Bei Jürgen Tröbitz hat Mauzi eine Bleibe gefunden.
Bei Jürgen Tröbitz hat Mauzi eine Bleibe gefunden. FOTO: dieter Babbe
Doberlug-Kirchhain. Schwanz abgetrennt und Beine gebrochen. Das Leben des kleinen Katers, der am früheren Netto-Markt in Kirchhain entdeckt wurde, konnte nicht mehr gerettet werden. Dieter Babbe

Der Tierarzt musste ihn einschläfern. Fast an gleicher Stelle ist jetzt ein weiterer, höchstens erst vier Wochen alter Kater gefunden worden. "Es handelt sich wohl um ein Geschwistertier", vermutet Sabine Delloch, Vorsitzende vom Tierschutzschutzverein. Ganz sicher glaubt sie: "Beide Kater sind ausgesetzt worden. Der eine wurde offensichtlich misshandelt!"

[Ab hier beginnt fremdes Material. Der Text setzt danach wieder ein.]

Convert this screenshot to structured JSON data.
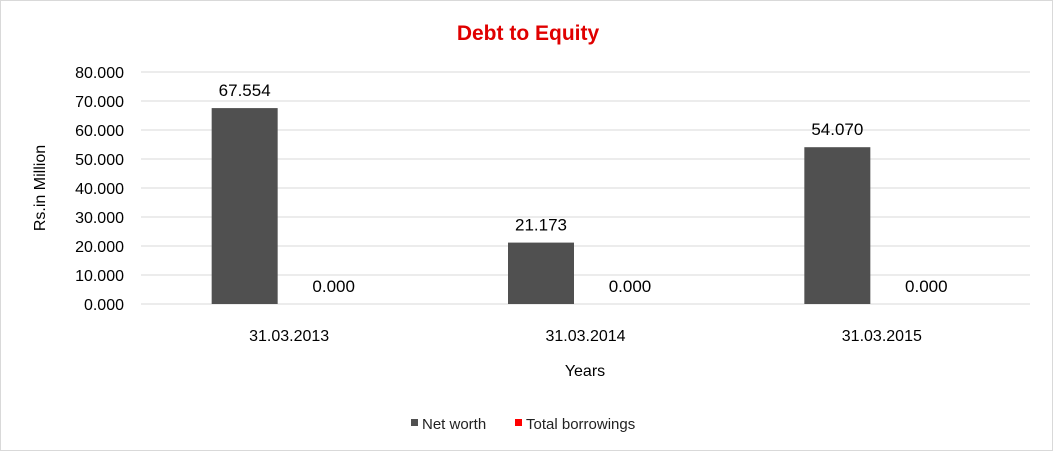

Die Zahl ausgesetzter und streunender Katzen habe im Finsterwalder Altkreis wieder deutlich zugenommen. In den ersten fünf Monaten dieses Jahres musste sich der Finsterwalder Tierschutzverein um 59 herrenlose Katzen kümmern - "so viele wie lange nicht mehr", sagt Sabine Delloch. "Kümmern heißt: Wir bringen die Tiere zum Tierarzt, der sie kastriert, und setzen sie wieder aus, wo sie gefunden wurden. Dort richten wir dann Futterstellen ein." Allein die Kastration der Fundtiere hat in diesem Jahr mehr als 3400 Euro gekostet, wobei viele Tierärzte den Tierschutzverein durch preislichen Nachlass unterstützen. "Das Geld müssen wir uns beim Deutschen Tierschutzbund und beim Landesumweltamt regelrecht erbetteln. Spenden bekommen wir kaum noch", bedauert Sabine Delloch. An zehn Futterstellen versorgen ein Dutzend Tierschützer in und um Finsterwalde gegenwärtig herrenlose, streunende Katzen. Damit deren Zahl sinkt, müssten Kommunen eine Kastrationspflicht einführen, fordert der Tierschutzbund. "Doch in den Rathäusern sieht man keinen Handlungsbedarf", bedauert Sabine Delloch und meint, man kenne offensichtlich die Realität nicht." Eine Kastrationspflicht würde viele Bürger schon aus Kostengründen davon abhalten, sich Katzen anzuschaffen, glaubt sie.

Der weiß-grau getigerte Kater, der am einstigen Netto-Markt gefunden wurde, wurde von Jürgen Tröbitz in seiner Wohnung aufgenommen. "Hier wohnen schon sieben Leute und eine Katze, dennoch haben wir Mauzi, wie wir ihn nennen, ins Herz geschlossen. Wir geben ihn nur zurück, wenn sich der Besitzer doch noch meldet. Meine Telefonnummer 035322 139023", sagt Jürgen Tröbitz.